Implement `student_train_eval(alpha)` to train once (choose a mode) and return `(train_acc, test_acc)`. Then try several values of \(\alpha\).


In [7]:
def student_train_eval(alpha=1.0, mode='bernoulli'):
    texts, labels = tiny_spam_dataset()
    vocab = build_vocab(texts, min_freq=1, max_size=2000)
    X = vectorize_bow(texts, vocab, binary=(mode=='bernoulli'))
    Xtr, Xte, ytr, yte = train_test_split(X, labels, test_size=0.3, seed=7)
    nb = NaiveBayesText(mode=mode, alpha=alpha)
    nb.fit(Xtr, ytr)
    tr_pred = nb.predict(Xtr)
    te_pred = nb.predict(Xte)
    return accuracy(ytr, tr_pred), accuracy(yte, te_pred)

res = test_exercise_3_smoothing(student_train_eval)
show_result("Exercise 3 – Smoothing", res)

for a in [0.1, 0.5, 1.0, 2.0, 5.0]:
    tr, te = student_train_eval(a, mode='bernoulli')
    print(f"alpha={a:.1f} -> train={tr:.3f} | test={te:.3f}")


[PASS] Exercise 3 – Smoothing
alpha=0.1 -> train=1.000 | test=1.000
alpha=0.5 -> train=1.000 | test=1.000
alpha=1.0 -> train=1.000 | test=1.000
alpha=2.0 -> train=1.000 | test=0.500
alpha=5.0 -> train=0.700 | test=0.250


## 5. Generative vs. Discriminative (Short Answer)

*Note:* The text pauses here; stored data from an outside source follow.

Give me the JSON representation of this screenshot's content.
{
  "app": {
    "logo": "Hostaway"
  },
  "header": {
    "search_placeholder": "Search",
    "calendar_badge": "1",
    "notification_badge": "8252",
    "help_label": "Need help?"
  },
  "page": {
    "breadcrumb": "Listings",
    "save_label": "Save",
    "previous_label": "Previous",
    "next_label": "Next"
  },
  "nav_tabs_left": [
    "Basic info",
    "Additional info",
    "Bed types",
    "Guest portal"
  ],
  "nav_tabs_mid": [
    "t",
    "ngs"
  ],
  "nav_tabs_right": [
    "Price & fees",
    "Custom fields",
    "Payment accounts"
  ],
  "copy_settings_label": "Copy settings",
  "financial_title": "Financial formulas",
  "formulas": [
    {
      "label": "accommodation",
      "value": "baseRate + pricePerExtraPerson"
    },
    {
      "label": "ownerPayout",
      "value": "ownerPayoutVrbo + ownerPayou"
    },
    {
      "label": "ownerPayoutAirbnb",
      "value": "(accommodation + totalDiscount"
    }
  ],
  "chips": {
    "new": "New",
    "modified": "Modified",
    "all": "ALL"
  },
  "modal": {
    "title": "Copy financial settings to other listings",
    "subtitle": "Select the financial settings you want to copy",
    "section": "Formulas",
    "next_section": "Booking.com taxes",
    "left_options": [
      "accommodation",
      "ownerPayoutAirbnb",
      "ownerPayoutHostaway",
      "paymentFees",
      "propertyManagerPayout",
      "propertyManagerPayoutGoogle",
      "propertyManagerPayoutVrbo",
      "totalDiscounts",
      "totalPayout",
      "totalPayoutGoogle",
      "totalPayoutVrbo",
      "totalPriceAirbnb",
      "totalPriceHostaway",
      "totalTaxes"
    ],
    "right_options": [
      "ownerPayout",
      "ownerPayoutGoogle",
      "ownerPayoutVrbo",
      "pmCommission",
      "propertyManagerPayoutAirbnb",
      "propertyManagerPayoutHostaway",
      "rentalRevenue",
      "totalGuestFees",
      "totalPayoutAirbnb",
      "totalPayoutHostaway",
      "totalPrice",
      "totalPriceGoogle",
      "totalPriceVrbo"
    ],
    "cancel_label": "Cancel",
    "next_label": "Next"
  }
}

1) How does a generative classifier differ from a discriminative classifier?  
2) Why can Naive Bayes be viewed as a simple text generator?  
3) Briefly relate Naive Bayes to modern generative models (e.g., GPT).


**1)** Generative models learn \(p(x\mid y)\) and \(p(y)\), then use Bayes’ rule to infer \(p(y\mid x)\). Discriminative models learn \(p(y\mid x)\) or a direct decision boundary.

**2)** In the Multinomial variant, each class defines a word distribution; repeatedly sampling words from \(p(w\mid y)\) would produce bag‑of‑words documents for that class.

**3)** Both model token distributions. Naive Bayes uses strong independence assumptions over words; modern generative models (e.g., GPT) learn \(p(x)\) or \(p(x\mid\text{prompt})\) with deep sequence modeling that captures long‑range dependencies.